Miguel Ángel Martínez Janáriz

Publicado el 03/04/2022 a las 08:24

Este martes, en todas las televisiones pudimos ver con sonrojo la concesión de las medallas al mérito militar a unos muchachos soldados rusos con edades comprendidas entre 18 y 20 años. Los muchachos habían quedado amputados de una o dos piernas como consecuencia de heridas de guerra. Sentados en su silla de ruedas, escucharon en silencio el discurso del ministro de defensa e impertérritos, como buenos soldados obedientes, tuvieron que soportar estoicamente cómo les daba las gracias el general por los servicios prestados a la nación. Me produjo tal indignación dicho acto que lo calificaría de vil y miserable que tuve que apagar la televisión para poder seguir comiendo. El ministro en todo momento se dirigió a los muchachos soldados sin ningún atisbo de humanidad y se mostró frío y distante. Les habló detrás de un micrófono y les dio a entender que su sacrificio no había caído en saco roto, sino que estaba sirviendo para que la operación militar por la que habían sido llamados a filas, fuera cumpliendo con todos sus objetivos y pronto, (tampoco había demasiada prisa, pues soldados como ellos había a patadas, dispuestos a perder cualquier miembro del cuerpo e incluso la vida, de hecho, ya han muerto 17.000 soldados rusos según las últimas fuentes...), la gran nación rusa sería liberada del nazismo, en aras de la seguridad nacional.

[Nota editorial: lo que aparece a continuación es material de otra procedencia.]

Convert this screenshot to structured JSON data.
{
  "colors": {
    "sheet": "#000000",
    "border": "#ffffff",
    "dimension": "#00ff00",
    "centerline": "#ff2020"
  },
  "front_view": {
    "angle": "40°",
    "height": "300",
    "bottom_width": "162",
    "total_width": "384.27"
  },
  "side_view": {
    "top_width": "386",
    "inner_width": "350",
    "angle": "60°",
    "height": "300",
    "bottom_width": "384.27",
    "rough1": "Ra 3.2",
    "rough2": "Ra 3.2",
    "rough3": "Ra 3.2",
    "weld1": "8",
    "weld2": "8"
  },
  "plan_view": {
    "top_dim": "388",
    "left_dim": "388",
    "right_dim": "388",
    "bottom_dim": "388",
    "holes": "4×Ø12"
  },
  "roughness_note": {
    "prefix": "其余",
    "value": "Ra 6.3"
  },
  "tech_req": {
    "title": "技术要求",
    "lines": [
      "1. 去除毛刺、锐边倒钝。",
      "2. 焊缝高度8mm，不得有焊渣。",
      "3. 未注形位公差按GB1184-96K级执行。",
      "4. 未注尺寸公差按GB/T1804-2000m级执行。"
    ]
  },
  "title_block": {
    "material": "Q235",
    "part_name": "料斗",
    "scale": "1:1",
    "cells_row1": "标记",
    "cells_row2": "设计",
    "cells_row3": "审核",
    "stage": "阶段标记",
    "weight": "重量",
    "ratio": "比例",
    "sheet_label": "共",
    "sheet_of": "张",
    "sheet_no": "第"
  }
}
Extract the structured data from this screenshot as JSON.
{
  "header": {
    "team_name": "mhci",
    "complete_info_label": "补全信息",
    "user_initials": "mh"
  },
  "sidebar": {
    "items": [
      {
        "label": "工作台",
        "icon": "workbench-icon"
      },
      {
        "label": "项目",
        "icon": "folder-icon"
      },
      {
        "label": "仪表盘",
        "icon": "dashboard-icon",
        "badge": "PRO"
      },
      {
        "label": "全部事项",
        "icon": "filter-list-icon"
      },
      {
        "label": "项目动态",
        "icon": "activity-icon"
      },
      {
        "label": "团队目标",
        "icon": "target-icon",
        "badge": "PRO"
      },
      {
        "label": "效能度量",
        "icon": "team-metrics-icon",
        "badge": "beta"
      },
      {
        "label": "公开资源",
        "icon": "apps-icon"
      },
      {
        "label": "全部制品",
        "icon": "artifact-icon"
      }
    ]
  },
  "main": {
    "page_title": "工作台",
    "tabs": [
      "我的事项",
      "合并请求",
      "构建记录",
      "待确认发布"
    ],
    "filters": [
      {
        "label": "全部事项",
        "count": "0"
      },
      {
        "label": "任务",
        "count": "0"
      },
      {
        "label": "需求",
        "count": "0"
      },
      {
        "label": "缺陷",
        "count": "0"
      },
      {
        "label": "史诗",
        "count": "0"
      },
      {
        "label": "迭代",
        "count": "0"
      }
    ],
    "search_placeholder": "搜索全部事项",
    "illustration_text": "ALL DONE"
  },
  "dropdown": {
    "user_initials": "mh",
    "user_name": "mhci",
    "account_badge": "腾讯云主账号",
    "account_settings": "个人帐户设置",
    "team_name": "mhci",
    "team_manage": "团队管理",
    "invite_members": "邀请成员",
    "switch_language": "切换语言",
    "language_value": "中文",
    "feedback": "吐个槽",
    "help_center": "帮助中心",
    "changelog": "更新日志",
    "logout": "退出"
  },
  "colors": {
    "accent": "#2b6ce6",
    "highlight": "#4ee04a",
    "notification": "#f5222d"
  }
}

Palabras vacías, que los muchachos imagino escucharían con rabia e indignación. Seguro que sus pequeños cuerpos estarían segregando adrenalina y cortisol por todos sus poros. Y sus madres, ¡qué pensarían, o mejor dicho, que sentirían sus pobres y abnegadas madres, al ver a sus hijos allí solos e indefensos, teniendo que soportar a ese general arrogante, enfrente de sus hijos, mutilados de guerra! No quiero ni pensarlo. Los muchachos oyeron el discurso en silencio, pero en su rostro se denotaba tristeza y humillación por tener que escuchar esas palabras en boca del máximo responsable de su invalidez, que si la ciencia o algún milagro no lo evitara, iban a tener que arrastrar de por vida. Sentados en su silla de ruedas y con un pijama blanco y un rostro triste y apagado, se mantuvieron serios en todo momento, sin osar mirar al ministro cuando con gran ceremonia les impuso la medalla; aún tuvieron el coraje de adelantar algo el pecho para que el ministro les colocara la susodicha medalla de la vergüenza. Un acto de humillación por parte del máximo responsable de las fuerzas armadas rusas, que se dirigió a ellos, en tono implacable y les arengó “sobre la patria y otras milongas” como si fueran muñecos o animales y no muchachos adolescentes, casi niños. Nadie puede saber hasta donde puede llegar el cinismo y lo abyecto en el ser humano, pero ese ministro sobrepasó todos los límites. ¡Pobres muchachos, inválidos para siempre con 18 y 20 años por tener que ir a una guerra injusta como todas! A su edad, deberían estar estudiando, trabajando o jugando que es lo que hacen los muchachos con esos años... Cuando uno ve esto, deja de creer en la condición humana. No mejoramos ni para atrás.